Suddenly I’m hearing the croaking of frogs. Not for a minute but the whole friggin night. This is next level. I guess there must be a running stormwater drain, or perhaps one of my neighbours has a water feature in their garden. These guys don’t shut up for a second once the sun goes down.
It’s extraordinary, that my street has become a breeding ground for frogs. Everything we are experiencing is described online: they’re calling mates ‘cos they want sex, they’re telling other guy frogs to piss off out of their territory. Meanwhile, they’re inflating their revolting air sacs on either side of their mouths that make them look like they’re blowing bubbles with old grey chewing gum.

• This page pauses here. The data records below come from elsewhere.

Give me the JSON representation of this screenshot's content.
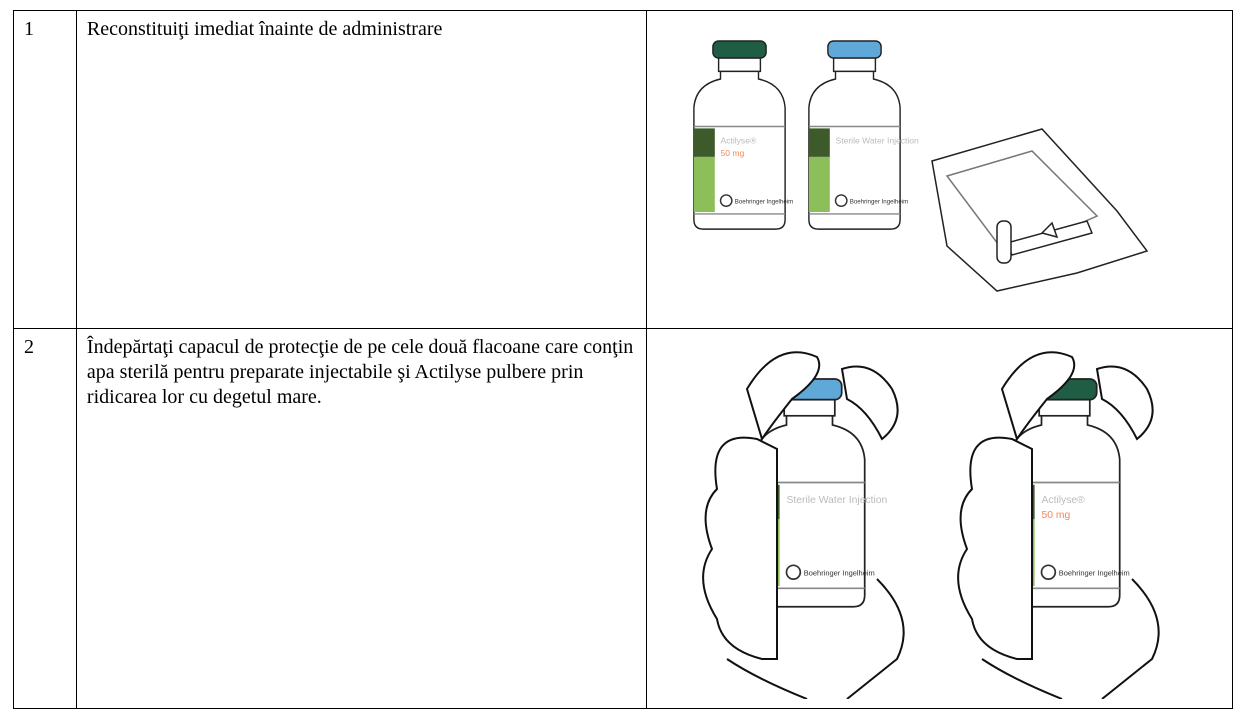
{
  "table": {
    "rows": [
      {
        "number": "1",
        "instruction": "Reconstituiţi imediat înainte de administrare",
        "vials": [
          {
            "name": "Actilyse®",
            "dose": "50 mg",
            "maker": "Boehringer Ingelheim"
          },
          {
            "name": "Sterile Water Injection",
            "maker": "Boehringer Ingelheim"
          }
        ]
      },
      {
        "number": "2",
        "instruction": "Îndepărtaţi capacul de protecţie de pe cele două flacoane care conţin apa sterilă pentru preparate injectabile şi Actilyse pulbere prin ridicarea lor cu degetul mare.",
        "vials": [
          {
            "name": "Sterile Water Injection",
            "maker": "Boehringer Ingelheim"
          },
          {
            "name": "Actilyse®",
            "dose": "50 mg",
            "maker": "Boehringer Ingelheim"
          }
        ]
      }
    ]
  }
}
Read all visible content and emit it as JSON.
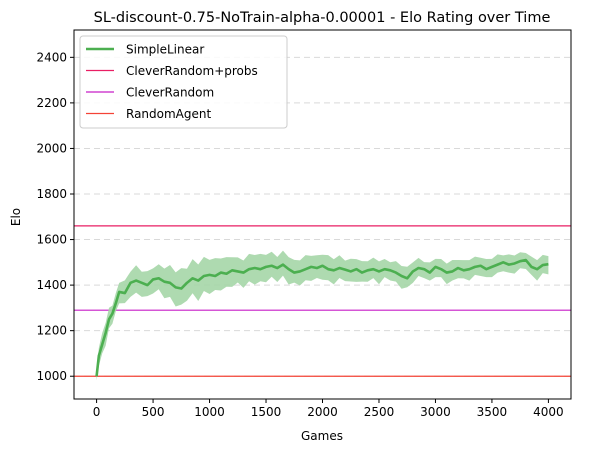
{
  "chart_data": {
    "type": "line",
    "title": "SL-discount-0.75-NoTrain-alpha-0.00001 - Elo Rating over Time",
    "xlabel": "Games",
    "ylabel": "Elo",
    "xlim": [
      -200,
      4200
    ],
    "ylim": [
      900,
      2520
    ],
    "xticks": [
      0,
      500,
      1000,
      1500,
      2000,
      2500,
      3000,
      3500,
      4000
    ],
    "xtick_labels": [
      "0",
      "500",
      "1000",
      "1500",
      "2000",
      "2500",
      "3000",
      "3500",
      "4000"
    ],
    "yticks": [
      1000,
      1200,
      1400,
      1600,
      1800,
      2000,
      2200,
      2400
    ],
    "ytick_labels": [
      "1000",
      "1200",
      "1400",
      "1600",
      "1800",
      "2000",
      "2200",
      "2400"
    ],
    "grid": "horizontal dashed",
    "legend_position": "upper left",
    "series": [
      {
        "name": "SimpleLinear",
        "color": "#4caf50",
        "band_color": "#a5d6a7",
        "x": [
          0,
          20,
          50,
          80,
          110,
          140,
          170,
          200,
          250,
          300,
          350,
          400,
          450,
          500,
          550,
          600,
          650,
          700,
          750,
          800,
          850,
          900,
          950,
          1000,
          1050,
          1100,
          1150,
          1200,
          1250,
          1300,
          1350,
          1400,
          1450,
          1500,
          1550,
          1600,
          1650,
          1700,
          1750,
          1800,
          1850,
          1900,
          1950,
          2000,
          2050,
          2100,
          2150,
          2200,
          2250,
          2300,
          2350,
          2400,
          2450,
          2500,
          2550,
          2600,
          2650,
          2700,
          2750,
          2800,
          2850,
          2900,
          2950,
          3000,
          3050,
          3100,
          3150,
          3200,
          3250,
          3300,
          3350,
          3400,
          3450,
          3500,
          3550,
          3600,
          3650,
          3700,
          3750,
          3800,
          3850,
          3900,
          3950,
          4000
        ],
        "y": [
          1000,
          1090,
          1140,
          1190,
          1250,
          1275,
          1320,
          1370,
          1365,
          1410,
          1420,
          1410,
          1400,
          1425,
          1430,
          1415,
          1410,
          1390,
          1385,
          1410,
          1430,
          1420,
          1440,
          1445,
          1440,
          1455,
          1450,
          1465,
          1460,
          1455,
          1470,
          1475,
          1470,
          1480,
          1485,
          1475,
          1490,
          1470,
          1455,
          1460,
          1470,
          1480,
          1475,
          1485,
          1470,
          1465,
          1475,
          1468,
          1460,
          1470,
          1455,
          1465,
          1470,
          1460,
          1470,
          1465,
          1455,
          1440,
          1430,
          1460,
          1475,
          1470,
          1455,
          1480,
          1470,
          1455,
          1460,
          1475,
          1465,
          1470,
          1480,
          1485,
          1470,
          1480,
          1490,
          1500,
          1490,
          1495,
          1505,
          1510,
          1480,
          1470,
          1488,
          1492
        ],
        "band": [
          20,
          40,
          45,
          50,
          45,
          40,
          40,
          45,
          50,
          55,
          60,
          55,
          55,
          55,
          55,
          65,
          70,
          75,
          80,
          70,
          75,
          80,
          75,
          75,
          70,
          70,
          65,
          65,
          55,
          60,
          60,
          65,
          60,
          60,
          55,
          55,
          55,
          60,
          50,
          55,
          55,
          55,
          50,
          55,
          55,
          55,
          50,
          45,
          50,
          50,
          45,
          45,
          45,
          50,
          40,
          40,
          45,
          50,
          45,
          45,
          40,
          35,
          40,
          40,
          40,
          45,
          45,
          40,
          40,
          45,
          40,
          40,
          40,
          40,
          40,
          35,
          40,
          40,
          35,
          35,
          40,
          45,
          40,
          40
        ]
      },
      {
        "name": "CleverRandom+probs",
        "color": "#e91e63",
        "value": 1660
      },
      {
        "name": "CleverRandom",
        "color": "#c71dc7",
        "value": 1290
      },
      {
        "name": "RandomAgent",
        "color": "#f44336",
        "value": 1000
      }
    ]
  }
}
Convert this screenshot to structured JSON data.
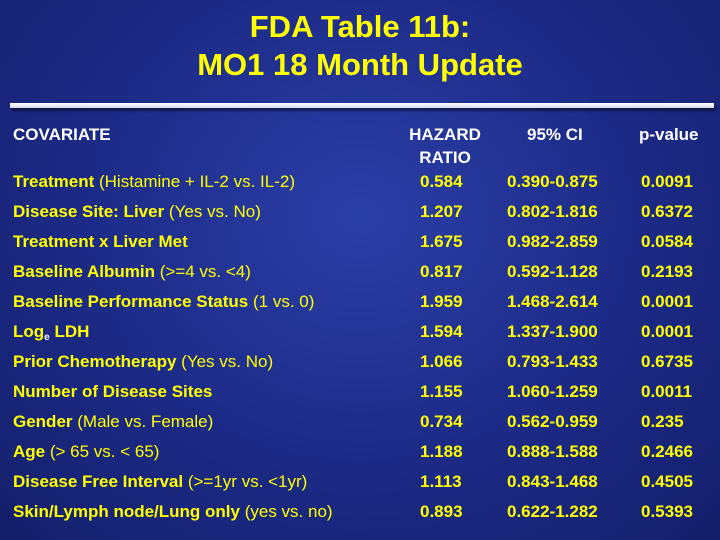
{
  "title": {
    "line1": "FDA Table 11b:",
    "line2": "MO1 18 Month Update"
  },
  "headers": {
    "covariate": "COVARIATE",
    "hazard_line1": "HAZARD",
    "hazard_line2": "RATIO",
    "ci": "95% CI",
    "pvalue": "p-value"
  },
  "rows": [
    {
      "label": "Treatment",
      "detail": " (Histamine + IL-2 vs. IL-2)",
      "hr": "0.584",
      "ci": "0.390-0.875",
      "p": "0.0091"
    },
    {
      "label": "Disease Site:  Liver",
      "detail": " (Yes vs. No)",
      "hr": "1.207",
      "ci": "0.802-1.816",
      "p": "0.6372"
    },
    {
      "label": "Treatment x Liver Met",
      "detail": "",
      "hr": "1.675",
      "ci": "0.982-2.859",
      "p": "0.0584"
    },
    {
      "label": "Baseline Albumin",
      "detail": " (>=4 vs. <4)",
      "hr": "0.817",
      "ci": "0.592-1.128",
      "p": "0.2193"
    },
    {
      "label": "Baseline Performance Status",
      "detail": " (1 vs. 0)",
      "hr": "1.959",
      "ci": "1.468-2.614",
      "p": "0.0001"
    },
    {
      "label": "Log",
      "sub": "e",
      "label_after": " LDH",
      "detail": "",
      "hr": "1.594",
      "ci": "1.337-1.900",
      "p": "0.0001"
    },
    {
      "label": "Prior Chemotherapy",
      "detail": " (Yes vs. No)",
      "hr": "1.066",
      "ci": "0.793-1.433",
      "p": "0.6735"
    },
    {
      "label": "Number of Disease Sites",
      "detail": "",
      "hr": "1.155",
      "ci": "1.060-1.259",
      "p": "0.0011"
    },
    {
      "label": "Gender",
      "detail": " (Male vs. Female)",
      "hr": "0.734",
      "ci": "0.562-0.959",
      "p": "0.235"
    },
    {
      "label": "Age",
      "detail": " (> 65 vs. < 65)",
      "hr": "1.188",
      "ci": "0.888-1.588",
      "p": "0.2466"
    },
    {
      "label": "Disease Free Interval",
      "detail": " (>=1yr vs. <1yr)",
      "hr": "1.113",
      "ci": "0.843-1.468",
      "p": "0.4505"
    },
    {
      "label": "Skin/Lymph node/Lung only",
      "detail": " (yes vs. no)",
      "hr": "0.893",
      "ci": "0.622-1.282",
      "p": "0.5393"
    }
  ],
  "colors": {
    "title": "#ffff00",
    "header": "#ffffff",
    "cell": "#ffff00",
    "background": "#1c2a86"
  }
}
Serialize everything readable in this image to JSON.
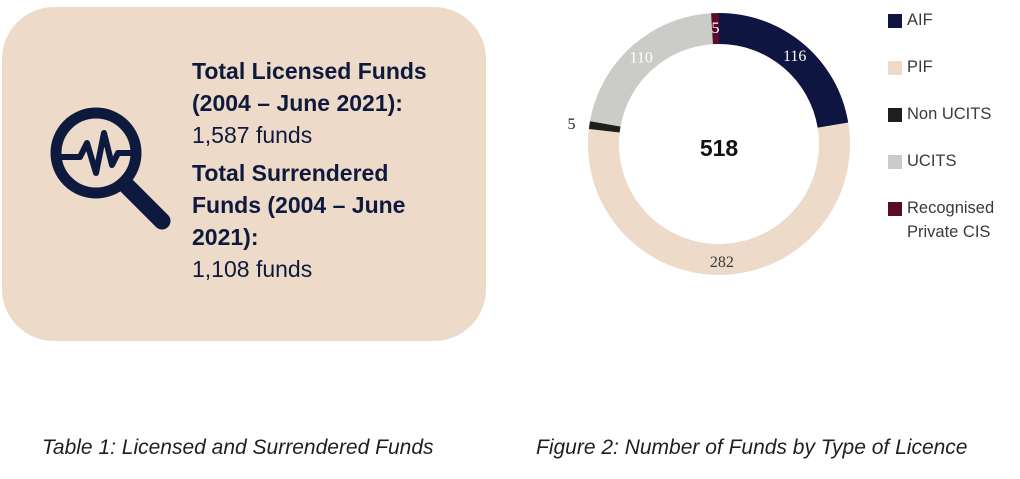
{
  "table_panel": {
    "licensed_heading": "Total Licensed Funds (2004 – June 2021):",
    "licensed_value": "1,587 funds",
    "surrendered_heading": "Total Surrendered Funds (2004 – June 2021):",
    "surrendered_value": "1,108 funds",
    "icon": "magnifier-pulse-icon",
    "background_color": "#eddac8"
  },
  "captions": {
    "table": "Table 1: Licensed and Surrendered Funds",
    "figure": "Figure 2: Number of Funds by Type of Licence"
  },
  "chart_data": {
    "type": "pie",
    "variant": "donut",
    "total_label": "518",
    "categories": [
      "AIF",
      "PIF",
      "Non UCITS",
      "UCITS",
      "Recognised Private CIS"
    ],
    "values": [
      116,
      282,
      5,
      110,
      5
    ],
    "colors": [
      "#0d1540",
      "#eddac8",
      "#1e1e1e",
      "#cbcbc8",
      "#5c0a2c"
    ],
    "label_colors": [
      "#ffffff",
      "#3a3a3a",
      "#1e1e1e",
      "#ffffff",
      "#ffffff"
    ],
    "legend_placement": "right",
    "start_angle_deg": 0
  }
}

Apparently it’s going to end in early summer once the boys have got their rocks off. Honestly, I’m not one to contest nature, but I’m beginning to understand why the French eat their frogs, since it gets rid of them in a very protein enriched way.
Trouble is, with all this love flowing between the revved-up frogs, what we are experiencing is the building of a community for next spring when the new males are going to have to croak their way through the dating game. It’s like Froggie Tinder with a bad amphibious porno soundtrack.
I really thought they were reptiles, and now I have found out that, as amphibians, they have slimy skin, through which they basically fart for most of the day. Yuck.